Published Feb 17, 2011While it clearly depends on your age and where you lived at the time, there's no denying that Montreal post-rockers Godspeed You! Black Emperor had a profound impact on an entire generation of people in the band's turn-of-the-millennium heyday, so their return to the stage was equal parts anticipation and folklore.
Kicking off the group's North American reunion run in Vancouver, a weight hovered over the Vogue Theatre as fans awaited the group's return. With that in mind, it was difficult to appreciate opener Total Life, whose heady synthscapes would have been more at home on a mixtape between Black Dice and Emeralds.
In the same way that Godspeed You!

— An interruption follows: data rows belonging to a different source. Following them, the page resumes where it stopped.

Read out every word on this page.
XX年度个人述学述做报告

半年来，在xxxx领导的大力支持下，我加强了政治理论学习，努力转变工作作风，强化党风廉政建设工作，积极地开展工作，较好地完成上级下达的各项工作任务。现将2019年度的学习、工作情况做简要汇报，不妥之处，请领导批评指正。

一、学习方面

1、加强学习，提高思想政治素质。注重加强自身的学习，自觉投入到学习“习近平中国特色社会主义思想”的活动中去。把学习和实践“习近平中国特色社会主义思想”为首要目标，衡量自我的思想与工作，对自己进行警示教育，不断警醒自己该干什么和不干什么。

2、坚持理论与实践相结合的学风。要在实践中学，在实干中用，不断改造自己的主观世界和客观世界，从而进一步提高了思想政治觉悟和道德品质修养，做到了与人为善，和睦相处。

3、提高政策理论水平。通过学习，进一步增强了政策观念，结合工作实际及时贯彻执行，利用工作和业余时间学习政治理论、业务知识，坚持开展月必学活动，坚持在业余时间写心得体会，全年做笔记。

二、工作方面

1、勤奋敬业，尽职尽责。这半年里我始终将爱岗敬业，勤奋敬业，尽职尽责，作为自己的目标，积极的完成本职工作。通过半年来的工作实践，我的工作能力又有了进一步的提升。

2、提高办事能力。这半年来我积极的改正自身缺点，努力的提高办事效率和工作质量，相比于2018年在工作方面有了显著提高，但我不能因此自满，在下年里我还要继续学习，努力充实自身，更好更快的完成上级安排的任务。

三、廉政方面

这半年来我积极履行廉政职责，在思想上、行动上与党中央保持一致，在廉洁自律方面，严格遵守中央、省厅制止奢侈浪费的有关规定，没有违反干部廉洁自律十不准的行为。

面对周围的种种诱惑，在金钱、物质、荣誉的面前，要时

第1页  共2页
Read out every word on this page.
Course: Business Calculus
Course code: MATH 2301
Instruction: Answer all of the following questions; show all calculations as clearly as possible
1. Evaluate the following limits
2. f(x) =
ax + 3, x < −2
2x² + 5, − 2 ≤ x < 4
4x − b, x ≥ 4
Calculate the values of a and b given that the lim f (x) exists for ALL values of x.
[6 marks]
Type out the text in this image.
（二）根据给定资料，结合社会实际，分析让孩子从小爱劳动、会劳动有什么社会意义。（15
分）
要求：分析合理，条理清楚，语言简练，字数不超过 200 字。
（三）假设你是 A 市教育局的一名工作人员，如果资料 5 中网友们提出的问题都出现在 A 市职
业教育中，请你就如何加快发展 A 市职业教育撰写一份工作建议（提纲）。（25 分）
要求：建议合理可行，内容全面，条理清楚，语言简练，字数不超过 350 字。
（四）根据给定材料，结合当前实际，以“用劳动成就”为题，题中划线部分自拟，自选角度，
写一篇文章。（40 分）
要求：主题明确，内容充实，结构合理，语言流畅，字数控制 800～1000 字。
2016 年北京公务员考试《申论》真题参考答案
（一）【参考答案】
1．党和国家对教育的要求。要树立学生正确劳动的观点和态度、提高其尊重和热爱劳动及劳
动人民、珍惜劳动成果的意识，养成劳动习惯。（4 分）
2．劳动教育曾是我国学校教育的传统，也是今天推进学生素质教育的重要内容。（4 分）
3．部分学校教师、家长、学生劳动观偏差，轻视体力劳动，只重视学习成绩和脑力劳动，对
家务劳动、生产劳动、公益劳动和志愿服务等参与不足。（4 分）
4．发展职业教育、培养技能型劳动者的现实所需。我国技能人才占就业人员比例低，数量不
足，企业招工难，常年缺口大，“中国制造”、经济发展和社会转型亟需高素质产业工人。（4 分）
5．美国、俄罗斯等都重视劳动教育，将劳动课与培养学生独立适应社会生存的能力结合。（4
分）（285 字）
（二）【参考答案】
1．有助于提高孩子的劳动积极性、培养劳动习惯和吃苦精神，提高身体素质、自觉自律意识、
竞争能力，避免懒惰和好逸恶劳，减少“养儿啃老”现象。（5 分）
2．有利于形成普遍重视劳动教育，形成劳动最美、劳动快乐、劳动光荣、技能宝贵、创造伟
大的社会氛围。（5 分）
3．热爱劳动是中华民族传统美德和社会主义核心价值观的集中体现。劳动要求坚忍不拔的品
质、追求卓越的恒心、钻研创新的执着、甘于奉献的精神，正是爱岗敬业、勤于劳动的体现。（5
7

Black Emperor communicates their apocalypse-laden message of hope without words, words too fall short of doing their live presentation justice. A wall of amps, several guitarists, two bass players, a drummer, a percussionist and a violinist allowed the eight members on stage to explore dense sonics that varied from ear-bleeding cacophony to pin-dropping guitar segues within each 20-minute suite.
You would have been hard pressed to find evidence of a seven-year absence in Godspeed's ebbing and flowing set, as they explored massive crescendos and delicate transitions with unified dynamics. Also missing were any signs that their sound was dated, with the group's shimmering but voiceless anthems translating well in the current musical climate.
The length of the show was definitely a minor issue, however, as attention spans have clearly dwindled since the early 2000s and a two-hour instrumental set can be daunting. The band's inclusion of 16mm film was a perfect remedy to this, as well as an integral part of the show, accenting the songs with well-planned and highly inventive images from three clicking projectors in the back of the room.
When the show did feel like it was lagging, particularly with selections from the band's divisive Yanqui U.X.O., it only increased the intensity of the explosive climaxes. Closing with a triumphant rendition of their 1999 classic "BBF3," the group imploded into a sea of white noise and feedback, leaving jaws on the ground and fans heralding Godspeed's return.